Action items. If it can be solved with a pull request it’s not a takeaway. This does not mean we don’t address bugs during an incident review—we just don’t stop there.
Blaming or calling out. Maybe during your review meeting you learned that one individual or team “triggered” the incident. While it’s easy to say “so and so doesn’t know how to do their job,” it does not benefit anyone to stop the investigation there and can lead to folks losing trust in the post-incident process. Instead, we want to understand how events led to that person or team triggering the incident. Did they inherit some new technology they don’t completely understand? Are there gaps in the onboarding process? Is the on-call rotation not taking into account knowledge silos?
Anything too vague. While an incident’s theme can be applicable to other incidents, technologies, and even other organizations, they should always make us learn something! There’s a difference between “incidents happen during code freeze” and “engineering’s urgency to release quickly before the code freeze period may lead to rushing things without the usual/proper checks and balances, leading to an increase in incidents”.
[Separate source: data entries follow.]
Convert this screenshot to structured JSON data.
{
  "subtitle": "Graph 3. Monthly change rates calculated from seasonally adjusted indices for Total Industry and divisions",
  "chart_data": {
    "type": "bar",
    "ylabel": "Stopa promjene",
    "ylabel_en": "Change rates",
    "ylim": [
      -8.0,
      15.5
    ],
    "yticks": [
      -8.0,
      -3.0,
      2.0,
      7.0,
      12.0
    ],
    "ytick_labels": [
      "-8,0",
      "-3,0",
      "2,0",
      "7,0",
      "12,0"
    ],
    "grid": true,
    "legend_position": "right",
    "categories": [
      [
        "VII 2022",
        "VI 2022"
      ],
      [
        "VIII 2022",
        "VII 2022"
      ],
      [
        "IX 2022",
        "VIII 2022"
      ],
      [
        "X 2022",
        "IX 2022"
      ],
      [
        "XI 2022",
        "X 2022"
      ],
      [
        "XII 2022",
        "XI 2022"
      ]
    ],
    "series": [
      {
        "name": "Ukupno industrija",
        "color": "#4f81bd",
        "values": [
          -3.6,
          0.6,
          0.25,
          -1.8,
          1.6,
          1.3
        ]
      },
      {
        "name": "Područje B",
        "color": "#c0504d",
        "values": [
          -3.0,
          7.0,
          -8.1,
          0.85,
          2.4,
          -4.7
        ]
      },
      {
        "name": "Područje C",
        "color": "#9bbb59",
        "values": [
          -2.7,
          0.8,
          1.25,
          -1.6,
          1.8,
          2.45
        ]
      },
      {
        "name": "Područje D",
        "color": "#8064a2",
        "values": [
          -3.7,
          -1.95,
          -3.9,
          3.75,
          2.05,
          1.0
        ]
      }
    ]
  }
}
What to do with these themes?
Now that you have a better idea of what we mean by themes and how to spot them, you should spread the wealth.
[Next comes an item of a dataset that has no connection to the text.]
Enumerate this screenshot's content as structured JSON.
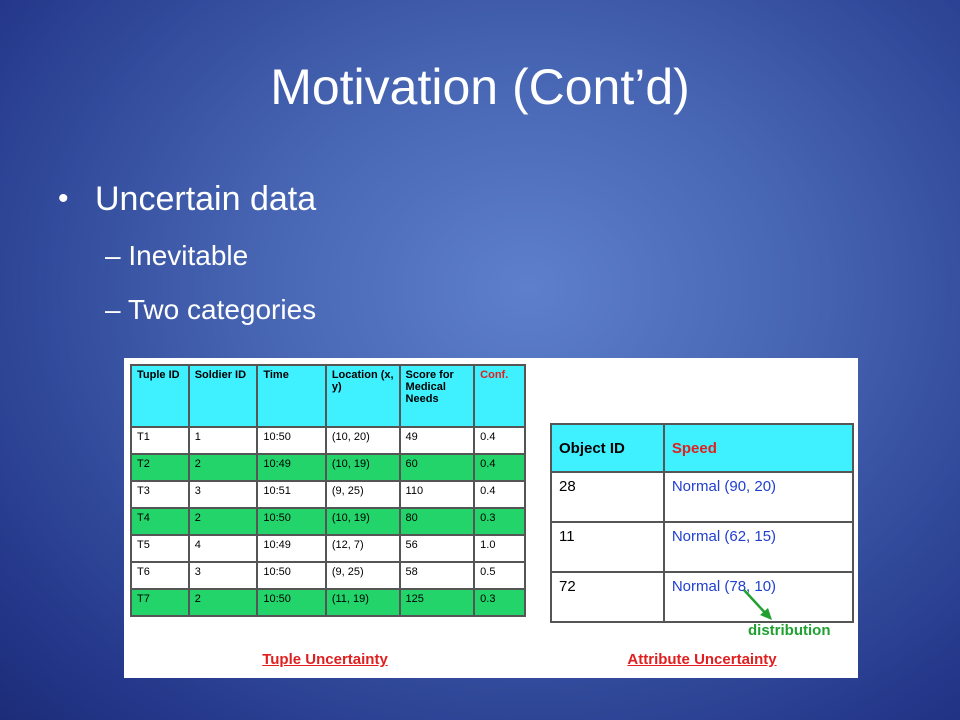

Just like with any other incident learnings, it’s not enough to have identified them. Your work will pay dividends when you share it with others. I like to include thematic takeaways in all of my incident outputs. When writing an executive summary I will usually include it alongside incident impact and action items. If you produce an incident report, make sure to have a section for takeaways. Talk about them in weekly updates, sprint retrospectives, and onboarding!
Spot them in other incidents
It seems that cross-incident analysis is on everyone’s minds nowadays. Instead of discussing the mean time to resolution of last quarter’s incidents, start looking at commonalities across incidents. How many incidents are related to a poor understanding of dependencies? Which incidents’ impact did we not understand due to insufficient data? We will explain cross-incident analysis further in a later blog post, but quality individual incident analysis is a requirement for cross-incident learnings.
Thematic analysis is a new skill, different from traditional root cause analysis or running action item focused reviews. The best way to get good at doing this work is by doing it; it may not be easy or perfect (perfect is certainly not required to provide value) at first but incident analysis is a muscle—the more you use it, the stronger it will be! So for your next review, spend some time (maybe 30 minutes) reviewing the narrative, jot down questions, and try to come up with two or three themes to discuss as a group.